Industrialisation oblige, les DSI doivent concevoir et déployer leur propre plateforme centralisée et gouvernée. Pour ce faire, ils doivent d’abord définir :

  • Un référentiel unique pour les scripts et configurations ;
  • Une scalabilité permettant de gérer les environnements multi-équipes et multi-cloud ;
  • Des mécanismes d’automatisation pour les déploiements et la gestion des versions.

Le système d’information s’appuie sur une hiérarchie. Il faut savoir qui conçoit, valide et surveille. Un modèle opérationnel efficace et transparent se base sur des responsabilités claires et des processus standardisés. Il est également piloté en temps réel, avec des KPI de performance, des alertes sur les écarts et un reporting détaillé pour aider à la prise de décision.

L’infrastructure as Code devient le socle du Platform Engineering. Il fournit des environnements types pour simplifier le travail des équipes DevOps. Le déploiement est rapide, sécurisé et maîtrisé. En quelques mots, votre système accompli soutient l’innovation en réduisant les contraintes opérationnelles et en accélérant les cycles de livraison.

Structurer une stratégie Infrastructure as Code robuste et durable

Une stratégie d’infrastructure as Code se conçoit doit favoriser l’agilité et l’innovation. Elle accélère les projets de développement inter-équipes dans un cadre fermé et sûr. Structurez-la en quatre points clés :

  • Une centralisation des standards qui ne nuise pas à l’autonomie des équipes ;
  • Une gouvernance maîtrisée, composée de règles et d’audits automatisées mais surveillés en 360° par des humains ;
  • Un traitement de l’infrastructure comme un produit interne stratégique, capable de répondre aux besoins métiers ;
  • Une transformation progressive de votre système d’information, soutenue par des formations et des feedbacks.

Conclusion : l’Infrastructure as Code comme levier de maîtrise du SI

À l’ère du cloud computing et des environnements complexes, il est devenu indispensable de se doter d’un système d’information robuste, agile et résilient. L’Infrastructure as Code incarne cette évolution dans les entreprises, offrant une approche automatisée pour le provisionnement et la gestion des ressources informatiques.

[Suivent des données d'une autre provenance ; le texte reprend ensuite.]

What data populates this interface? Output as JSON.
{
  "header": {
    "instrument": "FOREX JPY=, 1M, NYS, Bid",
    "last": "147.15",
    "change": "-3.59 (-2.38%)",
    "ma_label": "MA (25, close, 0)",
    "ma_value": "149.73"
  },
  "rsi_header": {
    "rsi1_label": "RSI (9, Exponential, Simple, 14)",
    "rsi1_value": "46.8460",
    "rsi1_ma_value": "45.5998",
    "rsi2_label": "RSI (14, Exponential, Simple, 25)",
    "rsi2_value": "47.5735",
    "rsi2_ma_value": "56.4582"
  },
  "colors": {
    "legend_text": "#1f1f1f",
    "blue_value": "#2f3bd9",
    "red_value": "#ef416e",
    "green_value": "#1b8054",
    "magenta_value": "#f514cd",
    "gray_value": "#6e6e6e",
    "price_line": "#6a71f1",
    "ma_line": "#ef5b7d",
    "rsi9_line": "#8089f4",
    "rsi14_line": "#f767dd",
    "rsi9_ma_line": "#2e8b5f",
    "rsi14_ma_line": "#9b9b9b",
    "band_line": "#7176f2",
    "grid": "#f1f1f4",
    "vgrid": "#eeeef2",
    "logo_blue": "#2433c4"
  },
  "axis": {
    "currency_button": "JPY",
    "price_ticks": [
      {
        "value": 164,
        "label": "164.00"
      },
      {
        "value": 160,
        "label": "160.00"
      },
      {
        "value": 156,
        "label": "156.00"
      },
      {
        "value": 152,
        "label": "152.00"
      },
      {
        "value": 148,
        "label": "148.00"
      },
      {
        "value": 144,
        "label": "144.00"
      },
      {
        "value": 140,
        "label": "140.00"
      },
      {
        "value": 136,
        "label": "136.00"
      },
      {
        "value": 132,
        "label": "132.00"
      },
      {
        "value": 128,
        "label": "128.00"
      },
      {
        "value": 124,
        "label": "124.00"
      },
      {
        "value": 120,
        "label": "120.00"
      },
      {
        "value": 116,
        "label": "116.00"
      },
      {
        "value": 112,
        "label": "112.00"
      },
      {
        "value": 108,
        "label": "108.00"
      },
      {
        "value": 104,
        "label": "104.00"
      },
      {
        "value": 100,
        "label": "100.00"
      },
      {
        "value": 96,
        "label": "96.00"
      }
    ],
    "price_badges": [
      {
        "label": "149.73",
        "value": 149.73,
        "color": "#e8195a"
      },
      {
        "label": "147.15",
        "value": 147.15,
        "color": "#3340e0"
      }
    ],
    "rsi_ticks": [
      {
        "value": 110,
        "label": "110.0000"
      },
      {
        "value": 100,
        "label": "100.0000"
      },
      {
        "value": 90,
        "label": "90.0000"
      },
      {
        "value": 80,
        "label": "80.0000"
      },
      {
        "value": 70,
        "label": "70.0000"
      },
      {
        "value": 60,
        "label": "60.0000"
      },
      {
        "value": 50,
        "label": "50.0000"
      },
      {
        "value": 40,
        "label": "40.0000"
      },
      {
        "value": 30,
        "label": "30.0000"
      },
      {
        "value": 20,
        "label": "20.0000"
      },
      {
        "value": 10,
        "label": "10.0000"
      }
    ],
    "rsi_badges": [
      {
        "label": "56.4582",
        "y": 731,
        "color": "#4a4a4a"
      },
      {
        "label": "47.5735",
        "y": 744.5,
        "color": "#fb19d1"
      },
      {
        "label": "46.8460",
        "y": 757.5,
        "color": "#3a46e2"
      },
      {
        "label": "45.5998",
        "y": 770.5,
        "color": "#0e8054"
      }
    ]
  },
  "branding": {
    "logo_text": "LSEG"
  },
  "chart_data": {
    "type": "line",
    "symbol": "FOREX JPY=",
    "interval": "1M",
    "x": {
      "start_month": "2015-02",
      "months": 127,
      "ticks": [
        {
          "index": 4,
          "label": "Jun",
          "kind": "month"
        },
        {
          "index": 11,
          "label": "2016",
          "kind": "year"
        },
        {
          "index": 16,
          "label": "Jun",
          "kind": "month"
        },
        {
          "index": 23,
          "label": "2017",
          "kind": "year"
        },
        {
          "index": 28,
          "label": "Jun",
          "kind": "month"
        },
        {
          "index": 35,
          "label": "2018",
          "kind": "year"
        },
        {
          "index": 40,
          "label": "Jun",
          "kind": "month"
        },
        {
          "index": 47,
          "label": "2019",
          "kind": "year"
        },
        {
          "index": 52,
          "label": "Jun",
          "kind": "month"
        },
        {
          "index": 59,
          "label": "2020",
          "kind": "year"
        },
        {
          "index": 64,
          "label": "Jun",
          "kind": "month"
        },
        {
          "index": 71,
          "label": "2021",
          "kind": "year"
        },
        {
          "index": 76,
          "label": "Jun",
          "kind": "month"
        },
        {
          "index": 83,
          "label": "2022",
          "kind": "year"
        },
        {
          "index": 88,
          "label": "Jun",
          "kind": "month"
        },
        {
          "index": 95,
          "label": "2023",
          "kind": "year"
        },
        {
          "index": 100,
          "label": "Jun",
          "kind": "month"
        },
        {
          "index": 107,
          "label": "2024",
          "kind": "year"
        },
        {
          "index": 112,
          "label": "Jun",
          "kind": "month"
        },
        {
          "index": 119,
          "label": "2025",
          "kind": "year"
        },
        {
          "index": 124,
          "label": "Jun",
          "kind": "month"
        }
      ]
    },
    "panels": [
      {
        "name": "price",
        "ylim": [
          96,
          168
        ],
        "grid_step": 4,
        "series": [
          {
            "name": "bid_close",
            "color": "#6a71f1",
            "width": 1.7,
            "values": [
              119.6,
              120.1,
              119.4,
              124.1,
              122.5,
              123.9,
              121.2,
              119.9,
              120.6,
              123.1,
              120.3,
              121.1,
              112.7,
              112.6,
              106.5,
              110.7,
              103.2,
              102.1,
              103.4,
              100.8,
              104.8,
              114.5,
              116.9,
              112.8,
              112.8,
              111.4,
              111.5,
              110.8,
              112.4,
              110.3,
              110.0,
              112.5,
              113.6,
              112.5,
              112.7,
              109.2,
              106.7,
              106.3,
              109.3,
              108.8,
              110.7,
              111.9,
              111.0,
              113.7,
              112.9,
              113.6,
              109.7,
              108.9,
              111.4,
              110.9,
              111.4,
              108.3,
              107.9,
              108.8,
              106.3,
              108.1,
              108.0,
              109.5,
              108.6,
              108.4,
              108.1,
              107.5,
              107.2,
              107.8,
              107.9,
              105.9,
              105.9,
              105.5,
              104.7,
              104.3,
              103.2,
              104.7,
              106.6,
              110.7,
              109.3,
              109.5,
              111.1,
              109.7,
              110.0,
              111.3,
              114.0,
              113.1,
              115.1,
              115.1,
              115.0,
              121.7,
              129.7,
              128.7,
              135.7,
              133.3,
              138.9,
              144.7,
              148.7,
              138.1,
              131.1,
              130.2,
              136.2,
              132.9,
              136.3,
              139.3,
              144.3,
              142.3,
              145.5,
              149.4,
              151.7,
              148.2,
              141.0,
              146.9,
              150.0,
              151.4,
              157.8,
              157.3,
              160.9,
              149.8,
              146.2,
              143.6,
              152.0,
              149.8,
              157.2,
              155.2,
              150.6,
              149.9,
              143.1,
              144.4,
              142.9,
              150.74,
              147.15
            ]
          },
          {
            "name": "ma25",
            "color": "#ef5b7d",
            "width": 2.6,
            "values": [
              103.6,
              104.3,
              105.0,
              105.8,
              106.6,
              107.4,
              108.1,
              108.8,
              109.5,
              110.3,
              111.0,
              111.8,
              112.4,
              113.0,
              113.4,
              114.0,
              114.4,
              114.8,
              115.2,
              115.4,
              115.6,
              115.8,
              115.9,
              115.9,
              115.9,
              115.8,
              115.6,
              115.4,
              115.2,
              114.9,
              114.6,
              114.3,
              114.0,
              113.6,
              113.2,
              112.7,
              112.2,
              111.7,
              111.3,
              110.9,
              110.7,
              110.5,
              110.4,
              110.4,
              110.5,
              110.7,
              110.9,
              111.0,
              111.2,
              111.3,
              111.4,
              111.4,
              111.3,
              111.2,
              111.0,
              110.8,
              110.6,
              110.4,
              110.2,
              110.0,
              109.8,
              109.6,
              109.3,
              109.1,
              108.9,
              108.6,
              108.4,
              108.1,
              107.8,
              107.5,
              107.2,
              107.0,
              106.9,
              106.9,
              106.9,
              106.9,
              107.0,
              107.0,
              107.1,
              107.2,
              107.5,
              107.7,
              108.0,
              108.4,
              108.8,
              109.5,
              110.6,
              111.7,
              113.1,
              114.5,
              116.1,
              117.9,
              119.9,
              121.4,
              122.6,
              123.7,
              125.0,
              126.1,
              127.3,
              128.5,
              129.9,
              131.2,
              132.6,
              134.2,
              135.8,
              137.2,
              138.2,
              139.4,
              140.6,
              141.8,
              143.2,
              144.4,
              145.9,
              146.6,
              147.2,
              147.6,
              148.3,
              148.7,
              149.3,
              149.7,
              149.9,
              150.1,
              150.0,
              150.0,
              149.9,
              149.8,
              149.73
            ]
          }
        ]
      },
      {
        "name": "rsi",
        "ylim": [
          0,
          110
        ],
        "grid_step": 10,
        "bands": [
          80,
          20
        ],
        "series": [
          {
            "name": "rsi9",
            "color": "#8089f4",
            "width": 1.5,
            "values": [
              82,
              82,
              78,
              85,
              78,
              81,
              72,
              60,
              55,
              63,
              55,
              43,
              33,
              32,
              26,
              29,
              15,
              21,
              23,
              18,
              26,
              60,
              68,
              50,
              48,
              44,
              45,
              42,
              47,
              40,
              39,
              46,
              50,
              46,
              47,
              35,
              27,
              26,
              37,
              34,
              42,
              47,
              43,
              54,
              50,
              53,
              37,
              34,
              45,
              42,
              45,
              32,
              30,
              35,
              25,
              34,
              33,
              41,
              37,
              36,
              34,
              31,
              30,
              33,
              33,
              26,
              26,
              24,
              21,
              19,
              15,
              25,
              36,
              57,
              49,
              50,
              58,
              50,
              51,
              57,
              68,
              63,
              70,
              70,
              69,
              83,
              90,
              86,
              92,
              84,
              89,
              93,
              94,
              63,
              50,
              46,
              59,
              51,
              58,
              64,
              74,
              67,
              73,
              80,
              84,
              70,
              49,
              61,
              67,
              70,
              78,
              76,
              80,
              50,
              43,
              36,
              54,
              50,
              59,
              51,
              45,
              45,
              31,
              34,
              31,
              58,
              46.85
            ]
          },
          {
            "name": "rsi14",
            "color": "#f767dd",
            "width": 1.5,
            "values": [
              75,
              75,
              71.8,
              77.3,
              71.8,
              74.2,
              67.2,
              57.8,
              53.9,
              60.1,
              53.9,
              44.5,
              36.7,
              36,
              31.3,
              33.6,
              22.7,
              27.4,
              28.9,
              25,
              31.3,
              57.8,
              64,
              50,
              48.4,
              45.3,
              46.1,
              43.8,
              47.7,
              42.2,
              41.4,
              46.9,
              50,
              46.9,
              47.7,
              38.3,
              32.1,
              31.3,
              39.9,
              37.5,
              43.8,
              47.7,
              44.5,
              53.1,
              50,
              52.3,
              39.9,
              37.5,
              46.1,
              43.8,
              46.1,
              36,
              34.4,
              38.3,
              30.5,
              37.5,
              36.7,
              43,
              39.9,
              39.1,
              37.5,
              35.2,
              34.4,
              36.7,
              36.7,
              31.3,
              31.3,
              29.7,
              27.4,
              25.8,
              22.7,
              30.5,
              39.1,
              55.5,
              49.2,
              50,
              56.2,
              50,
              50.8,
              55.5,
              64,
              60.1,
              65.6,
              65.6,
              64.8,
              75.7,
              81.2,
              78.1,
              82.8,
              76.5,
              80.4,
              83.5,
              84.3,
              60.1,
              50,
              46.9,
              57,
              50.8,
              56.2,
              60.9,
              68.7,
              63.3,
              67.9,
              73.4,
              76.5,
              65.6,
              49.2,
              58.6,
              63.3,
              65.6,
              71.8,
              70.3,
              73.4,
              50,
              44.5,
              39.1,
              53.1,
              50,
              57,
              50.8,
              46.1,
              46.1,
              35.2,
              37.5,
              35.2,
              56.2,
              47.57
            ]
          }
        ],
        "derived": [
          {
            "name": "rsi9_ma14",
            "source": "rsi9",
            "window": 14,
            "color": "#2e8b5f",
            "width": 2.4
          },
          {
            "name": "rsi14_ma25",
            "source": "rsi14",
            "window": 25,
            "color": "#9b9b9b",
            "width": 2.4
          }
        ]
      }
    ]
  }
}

Entre gestion des dérives de configuration et failles de sécurité, les DSI pourraient bien trouver dans ces outils innovants un garant de la continuité opérationnelle. La mise en œuvre requiert certes une expertise organisationnelle et technique, mais son déploiement au cœur du système d’information offre une vision complète et un contrôle continu de l’infrastructure. Faire de son IaC un actif évolutif et gouverné, c’est sans doute le meilleur moyen de le mettre au service de la performance et de l’innovation de votre entreprise.